Wir werden im Folgenden den Begriff Gruppendynamik im Sinne des Geschehens innerhalb von Gruppen verwenden, die Tätigkeit der Beeinflussung von Gruppen werden wir Gruppenleitung nennen, die wissenschaftliche Disziplin rechnen wir der Sozialpsychologie zu, ohne sie mit Gruppendynamik zu benennen.

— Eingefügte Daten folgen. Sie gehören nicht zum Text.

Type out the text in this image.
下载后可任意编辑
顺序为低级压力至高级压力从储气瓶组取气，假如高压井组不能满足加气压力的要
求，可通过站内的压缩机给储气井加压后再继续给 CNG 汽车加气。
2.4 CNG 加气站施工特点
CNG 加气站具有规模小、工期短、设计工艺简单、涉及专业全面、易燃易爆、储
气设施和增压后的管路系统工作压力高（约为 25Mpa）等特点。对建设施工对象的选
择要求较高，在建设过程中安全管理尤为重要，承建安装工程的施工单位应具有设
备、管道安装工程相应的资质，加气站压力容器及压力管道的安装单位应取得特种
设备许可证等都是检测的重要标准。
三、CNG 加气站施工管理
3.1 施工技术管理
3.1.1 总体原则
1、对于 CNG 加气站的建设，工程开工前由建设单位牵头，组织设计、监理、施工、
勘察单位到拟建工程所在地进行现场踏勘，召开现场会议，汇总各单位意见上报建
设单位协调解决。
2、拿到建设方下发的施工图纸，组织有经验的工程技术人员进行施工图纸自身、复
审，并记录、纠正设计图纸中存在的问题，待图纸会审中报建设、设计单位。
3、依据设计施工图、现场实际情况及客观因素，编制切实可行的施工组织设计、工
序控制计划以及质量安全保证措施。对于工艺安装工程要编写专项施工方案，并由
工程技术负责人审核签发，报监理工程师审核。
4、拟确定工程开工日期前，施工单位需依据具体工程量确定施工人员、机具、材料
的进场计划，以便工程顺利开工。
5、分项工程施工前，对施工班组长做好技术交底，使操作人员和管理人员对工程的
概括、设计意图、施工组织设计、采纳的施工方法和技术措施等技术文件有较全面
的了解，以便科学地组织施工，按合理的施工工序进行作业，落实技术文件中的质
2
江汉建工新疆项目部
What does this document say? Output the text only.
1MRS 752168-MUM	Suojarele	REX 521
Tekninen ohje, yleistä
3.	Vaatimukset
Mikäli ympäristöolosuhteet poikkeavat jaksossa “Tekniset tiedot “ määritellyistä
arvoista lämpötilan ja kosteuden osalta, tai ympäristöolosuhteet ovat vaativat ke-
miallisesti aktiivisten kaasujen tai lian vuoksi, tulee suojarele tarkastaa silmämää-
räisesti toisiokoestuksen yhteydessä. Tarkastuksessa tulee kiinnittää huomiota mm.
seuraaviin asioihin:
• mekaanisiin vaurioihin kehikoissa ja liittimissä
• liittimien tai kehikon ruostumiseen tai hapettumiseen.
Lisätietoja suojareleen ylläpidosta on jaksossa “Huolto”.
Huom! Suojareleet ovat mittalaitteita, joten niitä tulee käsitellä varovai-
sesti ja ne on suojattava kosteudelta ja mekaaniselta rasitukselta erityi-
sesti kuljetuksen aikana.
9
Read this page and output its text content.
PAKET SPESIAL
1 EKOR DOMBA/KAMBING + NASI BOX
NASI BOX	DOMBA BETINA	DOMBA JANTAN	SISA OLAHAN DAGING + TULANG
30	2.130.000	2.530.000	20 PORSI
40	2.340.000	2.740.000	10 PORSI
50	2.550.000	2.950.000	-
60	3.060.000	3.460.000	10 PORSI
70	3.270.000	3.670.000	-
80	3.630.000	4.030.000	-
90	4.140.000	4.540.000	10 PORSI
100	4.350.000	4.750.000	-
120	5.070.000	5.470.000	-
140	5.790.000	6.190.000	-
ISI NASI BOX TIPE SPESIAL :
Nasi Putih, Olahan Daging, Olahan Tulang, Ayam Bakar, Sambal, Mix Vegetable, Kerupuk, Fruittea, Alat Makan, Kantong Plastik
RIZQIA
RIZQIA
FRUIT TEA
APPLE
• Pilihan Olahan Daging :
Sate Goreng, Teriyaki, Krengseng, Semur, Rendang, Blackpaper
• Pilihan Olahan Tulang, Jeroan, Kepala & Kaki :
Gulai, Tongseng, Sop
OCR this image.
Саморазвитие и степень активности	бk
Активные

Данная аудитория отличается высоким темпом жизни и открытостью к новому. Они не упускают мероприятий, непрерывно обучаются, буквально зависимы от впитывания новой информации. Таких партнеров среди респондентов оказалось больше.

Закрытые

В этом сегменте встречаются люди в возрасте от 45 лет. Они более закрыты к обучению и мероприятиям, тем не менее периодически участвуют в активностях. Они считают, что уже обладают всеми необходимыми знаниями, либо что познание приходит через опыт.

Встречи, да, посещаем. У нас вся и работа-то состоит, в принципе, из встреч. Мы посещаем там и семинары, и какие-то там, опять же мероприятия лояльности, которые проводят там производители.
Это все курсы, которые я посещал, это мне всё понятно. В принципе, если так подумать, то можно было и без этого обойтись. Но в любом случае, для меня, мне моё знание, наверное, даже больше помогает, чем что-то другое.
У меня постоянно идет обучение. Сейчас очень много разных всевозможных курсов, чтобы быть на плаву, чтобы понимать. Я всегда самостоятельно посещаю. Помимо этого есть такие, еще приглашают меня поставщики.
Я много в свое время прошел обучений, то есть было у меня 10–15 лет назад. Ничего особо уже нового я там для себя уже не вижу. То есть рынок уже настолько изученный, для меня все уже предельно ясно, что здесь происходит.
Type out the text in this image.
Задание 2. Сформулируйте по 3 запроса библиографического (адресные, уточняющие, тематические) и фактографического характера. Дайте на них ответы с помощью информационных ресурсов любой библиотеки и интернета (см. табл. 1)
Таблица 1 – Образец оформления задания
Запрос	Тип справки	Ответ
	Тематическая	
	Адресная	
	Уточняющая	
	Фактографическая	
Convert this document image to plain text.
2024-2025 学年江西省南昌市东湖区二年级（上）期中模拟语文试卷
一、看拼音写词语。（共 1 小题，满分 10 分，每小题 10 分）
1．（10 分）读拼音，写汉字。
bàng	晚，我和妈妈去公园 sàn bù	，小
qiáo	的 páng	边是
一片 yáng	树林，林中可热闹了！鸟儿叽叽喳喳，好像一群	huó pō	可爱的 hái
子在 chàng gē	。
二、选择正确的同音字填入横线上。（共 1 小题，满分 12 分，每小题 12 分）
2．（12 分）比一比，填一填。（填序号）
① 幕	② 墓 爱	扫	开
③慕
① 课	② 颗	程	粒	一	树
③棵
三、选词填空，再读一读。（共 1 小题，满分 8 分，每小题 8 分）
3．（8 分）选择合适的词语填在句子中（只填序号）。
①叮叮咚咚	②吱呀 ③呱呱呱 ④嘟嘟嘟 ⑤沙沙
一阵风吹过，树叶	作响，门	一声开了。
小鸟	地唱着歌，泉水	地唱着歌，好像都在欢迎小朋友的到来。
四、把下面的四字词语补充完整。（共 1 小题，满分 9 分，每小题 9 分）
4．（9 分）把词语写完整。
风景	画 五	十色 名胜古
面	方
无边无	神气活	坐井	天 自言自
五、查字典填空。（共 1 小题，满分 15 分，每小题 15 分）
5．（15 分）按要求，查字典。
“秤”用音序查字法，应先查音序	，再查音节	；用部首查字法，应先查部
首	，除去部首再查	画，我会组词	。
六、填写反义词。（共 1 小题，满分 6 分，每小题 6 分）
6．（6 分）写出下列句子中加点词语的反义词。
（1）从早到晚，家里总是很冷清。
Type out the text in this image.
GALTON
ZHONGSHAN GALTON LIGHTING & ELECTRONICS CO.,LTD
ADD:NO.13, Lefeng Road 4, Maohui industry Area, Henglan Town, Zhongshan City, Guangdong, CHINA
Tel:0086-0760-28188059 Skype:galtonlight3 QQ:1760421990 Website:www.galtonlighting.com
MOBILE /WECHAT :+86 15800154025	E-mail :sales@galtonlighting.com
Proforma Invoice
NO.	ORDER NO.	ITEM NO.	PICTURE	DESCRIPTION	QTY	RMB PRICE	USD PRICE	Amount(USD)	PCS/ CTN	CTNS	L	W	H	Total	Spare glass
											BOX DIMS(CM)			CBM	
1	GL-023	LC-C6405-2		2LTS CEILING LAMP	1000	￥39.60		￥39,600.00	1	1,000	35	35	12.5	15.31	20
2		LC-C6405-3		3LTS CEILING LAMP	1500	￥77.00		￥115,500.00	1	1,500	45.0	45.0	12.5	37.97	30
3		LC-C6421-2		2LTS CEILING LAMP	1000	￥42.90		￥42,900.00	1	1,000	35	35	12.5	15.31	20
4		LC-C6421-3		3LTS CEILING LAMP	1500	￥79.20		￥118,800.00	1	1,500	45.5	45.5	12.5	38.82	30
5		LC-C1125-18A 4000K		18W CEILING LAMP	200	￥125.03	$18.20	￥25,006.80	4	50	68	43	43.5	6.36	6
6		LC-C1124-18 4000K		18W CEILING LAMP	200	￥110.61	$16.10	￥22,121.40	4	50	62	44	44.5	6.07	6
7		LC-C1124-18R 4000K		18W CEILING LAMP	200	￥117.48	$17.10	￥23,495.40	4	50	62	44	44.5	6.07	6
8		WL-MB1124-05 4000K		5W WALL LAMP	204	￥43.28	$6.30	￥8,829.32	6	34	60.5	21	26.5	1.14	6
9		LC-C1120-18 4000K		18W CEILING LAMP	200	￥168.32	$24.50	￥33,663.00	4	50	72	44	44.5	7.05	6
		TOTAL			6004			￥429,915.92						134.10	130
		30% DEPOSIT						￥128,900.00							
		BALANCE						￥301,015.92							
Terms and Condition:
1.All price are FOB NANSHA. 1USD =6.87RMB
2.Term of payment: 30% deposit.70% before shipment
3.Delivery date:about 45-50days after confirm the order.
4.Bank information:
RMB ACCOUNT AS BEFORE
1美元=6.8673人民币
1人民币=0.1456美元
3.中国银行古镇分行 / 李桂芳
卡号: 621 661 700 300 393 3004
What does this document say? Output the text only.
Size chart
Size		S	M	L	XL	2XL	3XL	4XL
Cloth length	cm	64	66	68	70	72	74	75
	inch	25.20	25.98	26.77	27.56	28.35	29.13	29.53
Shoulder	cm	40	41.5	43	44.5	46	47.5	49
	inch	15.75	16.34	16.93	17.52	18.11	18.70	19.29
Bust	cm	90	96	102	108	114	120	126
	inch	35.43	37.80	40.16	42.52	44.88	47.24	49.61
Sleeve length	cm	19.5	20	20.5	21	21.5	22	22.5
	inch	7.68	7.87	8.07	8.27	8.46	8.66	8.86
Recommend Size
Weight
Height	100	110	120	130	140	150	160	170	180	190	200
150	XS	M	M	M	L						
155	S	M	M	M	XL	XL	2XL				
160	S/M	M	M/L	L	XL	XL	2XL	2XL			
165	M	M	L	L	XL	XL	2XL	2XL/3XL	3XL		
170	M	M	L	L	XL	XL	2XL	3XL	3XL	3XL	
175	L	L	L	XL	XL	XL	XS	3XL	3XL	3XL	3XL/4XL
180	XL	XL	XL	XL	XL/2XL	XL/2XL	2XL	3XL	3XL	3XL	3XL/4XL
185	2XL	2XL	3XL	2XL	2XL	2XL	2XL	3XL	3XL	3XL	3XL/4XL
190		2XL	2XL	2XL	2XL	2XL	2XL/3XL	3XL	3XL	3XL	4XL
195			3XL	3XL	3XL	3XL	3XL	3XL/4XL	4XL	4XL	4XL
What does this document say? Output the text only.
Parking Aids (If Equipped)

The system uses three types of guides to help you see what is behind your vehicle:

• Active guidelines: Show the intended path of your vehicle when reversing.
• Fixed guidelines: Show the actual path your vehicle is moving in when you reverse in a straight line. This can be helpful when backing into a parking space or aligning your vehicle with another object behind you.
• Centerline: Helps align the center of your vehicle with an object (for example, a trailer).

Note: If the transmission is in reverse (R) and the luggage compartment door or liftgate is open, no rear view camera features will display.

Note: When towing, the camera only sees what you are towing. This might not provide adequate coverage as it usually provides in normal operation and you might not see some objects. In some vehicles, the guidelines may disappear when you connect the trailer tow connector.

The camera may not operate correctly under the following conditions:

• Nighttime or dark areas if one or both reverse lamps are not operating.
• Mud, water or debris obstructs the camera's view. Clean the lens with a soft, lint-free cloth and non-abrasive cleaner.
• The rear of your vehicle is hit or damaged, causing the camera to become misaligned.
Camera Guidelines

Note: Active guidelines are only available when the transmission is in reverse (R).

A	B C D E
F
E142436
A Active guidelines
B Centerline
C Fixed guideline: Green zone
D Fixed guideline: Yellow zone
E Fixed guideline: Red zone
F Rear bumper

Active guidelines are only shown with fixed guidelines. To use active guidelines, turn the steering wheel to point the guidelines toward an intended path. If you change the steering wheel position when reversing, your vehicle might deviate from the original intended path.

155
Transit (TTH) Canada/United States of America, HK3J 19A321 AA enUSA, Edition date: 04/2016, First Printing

Der gruppendynamische Prozess einer Gruppe umfasst die gesamte Entwicklung der Gruppe, die klassischen Phasen, die Verteilung der Rollen, die Bestimmung der Ziele und Aufgaben, die Bildung der Normen und Regeln, die Gestaltung der Kultur, die Verteilung von Macht, die Aufnahme neuer Mitglieder, der Umgang mit Dritten und anderen Gruppen. Jedes Handeln (aktiv und unterlassend) in der Gruppe gehört zum Prozess und ist dynamisch. Eine zentrale Grundannahme der Gruppendynamik besteht darin, dass Eigenschaften und Fähigkeiten einer Gruppe verschieden sind von der Summe der Eigenschaften und Fähigkeiten der einzelnen Personen dieser Gruppe (vgl. König & Schattenhofer 2012).
Unter Gruppenleitung, einer Gruppenleiterin oder einem Gruppenleiter verstehen wir in diesem Band die...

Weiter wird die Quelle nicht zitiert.